Estou disposta a viver uma vida nova, lançar um novo, um outro olhar
para a realidade que me circunda.
A dor que me abraçou nessa madrugada veio me mostrar que eu não sei viver.
Eu desaprendi a viver.
Melhor, construí a minha vida e as minhas expectativas baseadas num amor.
O amor se foi. E como viver agora numa vida que era para o amor se ele não está?
É preciso inventar uma nova vida.
Colocar uma placa bem grande em cada lembrança: ESQUEÇA!
Fazemos tanto esforço para viver com dignidade, construímos as relações
com delicadeza, e procuramos mantê-las com afeto e respeito, para que
não tenhamos a necessidade de passar por situações ruis, por rupturas injustas,
inimizades, mesquinharias sentimentais, covardia, falsidade.
Tão velho quanto o mundo é o entendimento que não temos controle da vida,
até porque somos seres humanos independentes uns dos outros, uma da outra, embora nossas vidas se afetem, o que eu amo, você pode odiar.
Se não tivermos inteligência para sabermos entender e contornar as divergências, entraremos em atrito.

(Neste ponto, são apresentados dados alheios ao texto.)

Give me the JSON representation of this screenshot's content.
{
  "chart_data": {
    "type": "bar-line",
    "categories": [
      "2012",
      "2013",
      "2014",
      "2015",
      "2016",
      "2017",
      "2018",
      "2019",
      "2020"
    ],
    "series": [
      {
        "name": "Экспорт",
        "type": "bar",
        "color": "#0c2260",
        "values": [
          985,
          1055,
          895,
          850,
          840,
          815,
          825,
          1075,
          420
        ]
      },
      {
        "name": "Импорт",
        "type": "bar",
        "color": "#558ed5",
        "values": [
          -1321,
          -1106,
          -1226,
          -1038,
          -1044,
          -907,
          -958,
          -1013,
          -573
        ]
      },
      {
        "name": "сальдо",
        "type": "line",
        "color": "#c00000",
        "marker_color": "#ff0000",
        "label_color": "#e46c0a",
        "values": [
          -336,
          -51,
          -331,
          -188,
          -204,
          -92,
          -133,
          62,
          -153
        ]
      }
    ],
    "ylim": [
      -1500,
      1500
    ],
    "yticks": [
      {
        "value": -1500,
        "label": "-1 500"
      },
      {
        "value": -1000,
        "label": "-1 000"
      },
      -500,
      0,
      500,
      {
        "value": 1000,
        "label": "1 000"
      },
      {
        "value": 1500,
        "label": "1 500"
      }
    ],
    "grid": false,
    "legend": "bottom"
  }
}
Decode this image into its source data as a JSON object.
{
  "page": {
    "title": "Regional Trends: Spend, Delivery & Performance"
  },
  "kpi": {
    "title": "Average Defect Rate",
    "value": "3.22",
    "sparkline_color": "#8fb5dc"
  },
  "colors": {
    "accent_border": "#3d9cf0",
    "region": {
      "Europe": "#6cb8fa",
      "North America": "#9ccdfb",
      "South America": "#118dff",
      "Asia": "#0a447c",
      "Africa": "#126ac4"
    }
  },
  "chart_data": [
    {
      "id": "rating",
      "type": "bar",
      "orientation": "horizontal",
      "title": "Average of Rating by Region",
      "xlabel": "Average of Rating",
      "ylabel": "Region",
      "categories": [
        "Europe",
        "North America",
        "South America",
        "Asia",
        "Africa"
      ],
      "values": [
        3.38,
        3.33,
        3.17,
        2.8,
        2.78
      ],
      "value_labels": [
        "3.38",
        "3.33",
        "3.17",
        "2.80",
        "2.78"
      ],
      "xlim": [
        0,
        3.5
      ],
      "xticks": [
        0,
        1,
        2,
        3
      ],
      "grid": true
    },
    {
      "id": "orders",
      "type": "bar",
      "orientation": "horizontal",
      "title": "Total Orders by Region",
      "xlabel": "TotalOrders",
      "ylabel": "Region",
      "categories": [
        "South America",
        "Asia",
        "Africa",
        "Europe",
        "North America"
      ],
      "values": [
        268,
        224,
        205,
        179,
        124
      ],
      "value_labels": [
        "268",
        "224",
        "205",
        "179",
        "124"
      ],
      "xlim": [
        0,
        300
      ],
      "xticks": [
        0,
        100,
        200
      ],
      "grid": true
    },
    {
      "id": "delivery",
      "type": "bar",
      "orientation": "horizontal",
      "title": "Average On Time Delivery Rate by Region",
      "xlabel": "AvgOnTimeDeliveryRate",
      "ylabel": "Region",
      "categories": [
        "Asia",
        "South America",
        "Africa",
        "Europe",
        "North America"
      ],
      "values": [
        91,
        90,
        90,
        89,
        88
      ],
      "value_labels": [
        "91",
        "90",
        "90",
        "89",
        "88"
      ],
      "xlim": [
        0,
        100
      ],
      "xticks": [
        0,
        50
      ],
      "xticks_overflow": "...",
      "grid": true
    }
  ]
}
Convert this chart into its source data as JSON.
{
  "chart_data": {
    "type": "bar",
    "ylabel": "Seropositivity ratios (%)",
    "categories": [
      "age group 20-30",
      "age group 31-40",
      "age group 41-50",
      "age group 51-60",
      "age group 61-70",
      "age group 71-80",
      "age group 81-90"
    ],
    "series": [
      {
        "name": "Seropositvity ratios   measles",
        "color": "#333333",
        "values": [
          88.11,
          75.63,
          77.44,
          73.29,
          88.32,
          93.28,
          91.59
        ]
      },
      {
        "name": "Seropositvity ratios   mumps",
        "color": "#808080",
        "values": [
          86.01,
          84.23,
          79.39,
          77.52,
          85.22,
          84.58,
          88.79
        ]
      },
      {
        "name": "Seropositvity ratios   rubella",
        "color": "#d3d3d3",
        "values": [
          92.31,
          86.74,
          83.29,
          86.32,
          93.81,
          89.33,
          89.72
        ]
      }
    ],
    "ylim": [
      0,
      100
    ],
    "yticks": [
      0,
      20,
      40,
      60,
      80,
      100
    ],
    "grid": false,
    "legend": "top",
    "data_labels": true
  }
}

E a guerra está feita.
Um olho só. Um lado só. Separação.
Pode parecer ingenuidade, mas todo mundo, ou a maioria, em algum momento da vida, repousa as cores e os sabores da sua existência em alguém. E isso pode ser muito perigoso. Além de ser demasiadamente pesado, tanto para você, quanto para o alvo do seu amor.
Almas evoluídas entendem quando o amor muda de rumo, e respeitam os novos caminhos, mas sobretudo, respeitam a quem um dia foi, ainda que insensatamente, a razão da sua paz.
Estou rumando para outro lado. Onde todas as coisas brotarão de mim,
e saber como dividi-las será o meu desafio, estar aberta para quem desejar passear pelos meus caminhos e para quem estiver com o caminho aberto para mim.
E o Sertão?
O Sertão sou eu.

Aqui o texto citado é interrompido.